Le fait de ne pas agir sur les pertes et les dommages entraînera davantage de perte de confiance et davantage de dommages climatiques“, a déclaré le secrétaire général de l’ONU, Antonio Guterres, à New York. “Les engagements collectifs des gouvernements du G20 arrivent bien trop peu et bien trop tard.

Une promesse non respectée

Il a également appelé les institutions financières internationales : “Au-delà de la poursuite de leurs propres initiatives, elles doivent intensifier leurs efforts pour tirer parti des augmentations massives nécessaires du financement privé en tant que premiers investisseurs et preneurs de risques“.

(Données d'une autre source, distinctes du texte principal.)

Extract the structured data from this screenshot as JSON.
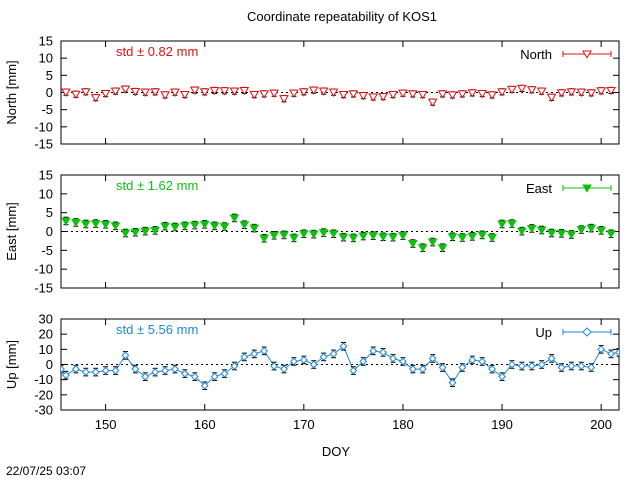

À Kinshasa, Mohammed et le ministre égyptien des Affaires étrangères Sameh Shoukry ont souligné le non-respect d’une promesse existante de 100 milliards de dollars par an envers les pays en développement, qui n’a jamais été que partiellement respectée et doit expirer en 2025.

Mohammed a également critiqué un manque à gagner de plus de 50% dans les 356 millions de dollars promis à un fonds d’adaptation au climat lors de la COP26 l’année dernière.

Le pré-sommet est censé être un forum permettant aux pays de façonner le programme des négociations en Égypte et d’améliorer les chances de progrès.

Accueillant les délégués, la ministre congolaise de l’environnement, Eve Bazaiba, s’est dite préoccupée par le fait que le non-respect continu des engagements par les pays était devenu une évidence.

Plus tôt, Eve Bazaiba avait déclaré que les discussions porteraient sur la manière dont les pays les plus riches et les plus industrialisés devraient assumer la responsabilité financière de leur rôle dans la crise climatique.

Le G20 est responsable de 80% de la pollution dans le monde“, a-t-elle déclaré  dans une interview. “Le vrai débat de cette pré-COP et de la COP27 est de la responsabilité des pays pollueurs.”